今回紹介したいのは、『学怖』の姉妹作とも呼ばれ、マニアの間で話題となったタイトル『晦』(つきこもり)だ。本作は『学怖』の原作者でもある飯島多紀哉氏(旧ペンネームは飯島健男)がプロデュースを務めたことでも知られているが、『学怖』ほど知名度のある作品ではなく、『学怖』のコアファンを中心とした層に受け入れられていた。『学怖』は知っていても、『晦』は知らなかったという方も多いのではないだろうか。
 インターネットの普及で、近年再評価されつつはある本作だが、意外なことに、WiiUのバーチャルコンソールとして配信されているので、プレイするだけなら敷居は低いし、スーパーファミコン版の中古価格も以前に比べれば落ち着いてきている。

さて、では実際のところ『晦』とはどのような作品なのだろう。基本的なシステムはオーソドックスなサウンドノベルを踏襲しており、『学怖』同様、語り部によって、それぞれ話のジャンルも異なる。語り部を選ぶ順番や、選択肢次第でシナリオは様々な展開を見せる。時にはバットエンドになってしまうこともある。ボリュームはなかなかのものだ。
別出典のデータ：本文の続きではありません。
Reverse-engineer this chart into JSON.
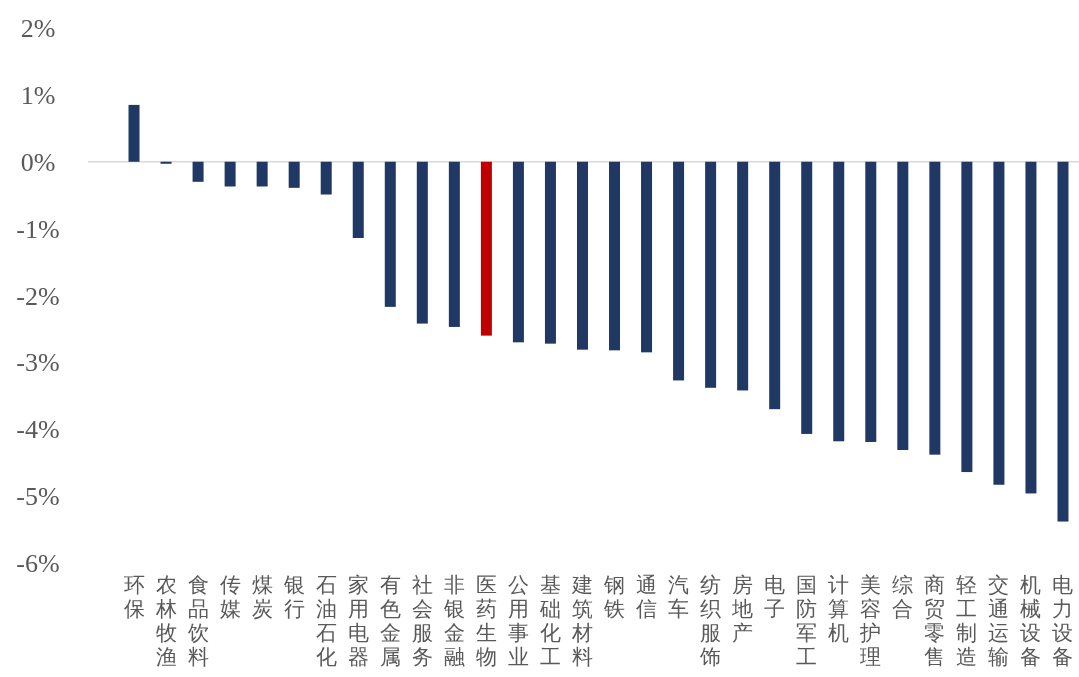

『学話』のシナリオは、タイトルからも想像できるように「学校の怪談」に限定していたものだったが、対する『晦』の舞台は、テレビ局、病院、森林地帯、街の中など、実に様々。語り部も『学怖』は全員が学生だったが(例外はある)、『晦』の語り部は大人から子供まで、年齢もバラバラだ。誤解を恐れずに言うと、『学怖』をワイドにしたバージョンとも言える。

では、『晦』は、なぜ『学怖』ほどの支持を得ることができなかったのか。

『学怖』と言えば、シナリオはもとより、個性的過ぎる語り部が人気を博し、当時のファンサイトでは、新堂誠、風間望、日野貞夫、岩下明美といったキャラクターの二次創作イラストや小説で大いに盛り上がっていた。

一方の『晦』でもそのような現象がなかったとは言えないが、『学怖』に比べるとささやかなものだったと筆者は記憶している。また、「飴玉ばあさん」や、「殺人クラブ」といった、作品を代表するような大人気シナリオが『晦』には少なかったことも、地味な印象を与えてしまった要因だろう。発売時期が1996年と、スーパーファミコン末期だったことも無関係ではないはず。

とはいえ、プロデュースを努めた飯島多紀哉氏のテイストは作品の随所に感じるし、『学怖』の人気キャラクターである風間がゲスト出演するファン垂涎の演出もニクイ。

当時気にはなっていたけど、結局やらずじまいだったという方は、ぜひ本稿を機会にプレイしてもらえたら幸いだ。『晦』の世界で、語り部たちの怖い話に耳を傾けてみるのも乙なものかもしれない。